Referencing and quoting

Disclaimer: I AM A PUBLISHER NOT A LAWYER! If you have any concerns over your own or others’ use of copyright material, get qualified legal advice. 

But I have spent a long time dealing with copyright issues and authors’ nervousness about using other people’s material. One question that keeps coming up in my bootcamp and from clients is the best way to cite sources and references when you’re writing a book for a business or general audience, rather than an academic paper.

Most people get why it matters:

1.     it demonstrates your research and awareness of thinking in the field,

2.     it allows you to show how your ideas fit with what’s already out there and how they extend, adapt or build on concepts readers are already familiar with

3.     you want your readers to know and love the books that you know and love (all writers are readers, and all readers love saying to other readers ‘Here, read this book!’) – books are not like toothbrushes or mobile phones, you don’t just need one.
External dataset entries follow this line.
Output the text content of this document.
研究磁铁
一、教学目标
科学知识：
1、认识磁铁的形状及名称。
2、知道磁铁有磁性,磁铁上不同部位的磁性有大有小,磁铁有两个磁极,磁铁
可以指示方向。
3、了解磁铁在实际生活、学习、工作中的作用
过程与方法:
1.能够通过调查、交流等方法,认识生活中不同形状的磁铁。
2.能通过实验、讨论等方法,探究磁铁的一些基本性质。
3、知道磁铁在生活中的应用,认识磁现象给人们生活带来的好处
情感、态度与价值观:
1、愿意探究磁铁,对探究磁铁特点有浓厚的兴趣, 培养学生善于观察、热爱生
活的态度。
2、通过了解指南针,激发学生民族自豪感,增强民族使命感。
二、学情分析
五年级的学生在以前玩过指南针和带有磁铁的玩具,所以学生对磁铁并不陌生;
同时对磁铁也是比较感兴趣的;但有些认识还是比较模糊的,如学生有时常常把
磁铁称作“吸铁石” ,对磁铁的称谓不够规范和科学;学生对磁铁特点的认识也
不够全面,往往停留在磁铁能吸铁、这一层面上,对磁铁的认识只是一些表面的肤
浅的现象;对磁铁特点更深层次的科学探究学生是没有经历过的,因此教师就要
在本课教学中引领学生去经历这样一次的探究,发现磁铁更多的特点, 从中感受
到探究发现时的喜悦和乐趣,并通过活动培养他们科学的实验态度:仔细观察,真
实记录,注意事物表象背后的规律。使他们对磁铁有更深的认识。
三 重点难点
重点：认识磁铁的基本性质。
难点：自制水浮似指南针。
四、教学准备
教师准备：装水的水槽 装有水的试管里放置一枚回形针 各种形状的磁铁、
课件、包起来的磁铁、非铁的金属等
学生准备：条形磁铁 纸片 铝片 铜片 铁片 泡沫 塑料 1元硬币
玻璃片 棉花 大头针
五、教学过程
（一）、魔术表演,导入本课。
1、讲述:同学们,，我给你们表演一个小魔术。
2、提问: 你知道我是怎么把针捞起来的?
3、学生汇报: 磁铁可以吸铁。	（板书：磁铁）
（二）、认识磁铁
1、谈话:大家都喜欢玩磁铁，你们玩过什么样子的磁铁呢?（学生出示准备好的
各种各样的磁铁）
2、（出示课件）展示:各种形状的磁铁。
4.     it’s common courtesy to credit those whose ideas have influenced you.

But how to do it without disturbing the flow of your own story with asides and footnotes and parentheses?

Firstly, don’t go mad. We all swim in the same sea of ideas and cultural literacy. You probably can’t remember the first time you heard the term ‘work-life balance’, or picked up the idea that building resilience is an important part of self-development. You don’t need to reference broad concepts like that.

But if you use a distinctive phrase or concept that has a traceable provenance, which is clearly associated with an individual, you need to credit them. You can do this with a light touch in text: ‘Steve Peters famously described the warring factions in our minds as the Chimp, the Human and the Computer, but maybe there’s another element at work…’ And then you can simply include The Chimp Paradox in your bibliography, listing full title and subtitle, author name, publisher and date of publication.

If you prefer a more academic flavour, you can put the reference in parentheses too: ‘(Peters, 2012)’.

But if it’s not a matter of identifying an idea that you’re building on, but more a case of citing specific statistics or research findings, it makes sense to identify the source on the spot using a footnote, so that the reader who likes to check facts and figures can do so easily. ‘It’s completely unacceptable that more than 300,000 women die every year in childbirth[1]…’ or ‘Incredibly, between June and August 2016 the figure for adults in work was at 74.5%, its highest since records began in 1971.[2]

Finally, what about quoting others? You can use short quotations from others’ work in text without their express permission – there’s an exception to copyright law that allows you to use other people’s material for the purposes of ‘quotation, criticism or review’ (and criticism here means analysis of their argument in the broadest sense, not necessarily criticizing it negatively!). By law you need to provide full attribution, and you’ll also want to include the work cited in your bibliography, but usually you don’t need permission to include it. If you’re using song lyrics or lines of poetry things get more tricky – avoid this if possible as rightsholder tend to be stickier. There’s a useful guide at http://copyrightuser.org/topics/quotation/.

Don’t be afraid of using other people’s ideas. Just do it generously and fairly, and make sure you’re saying something that takes the conversation further.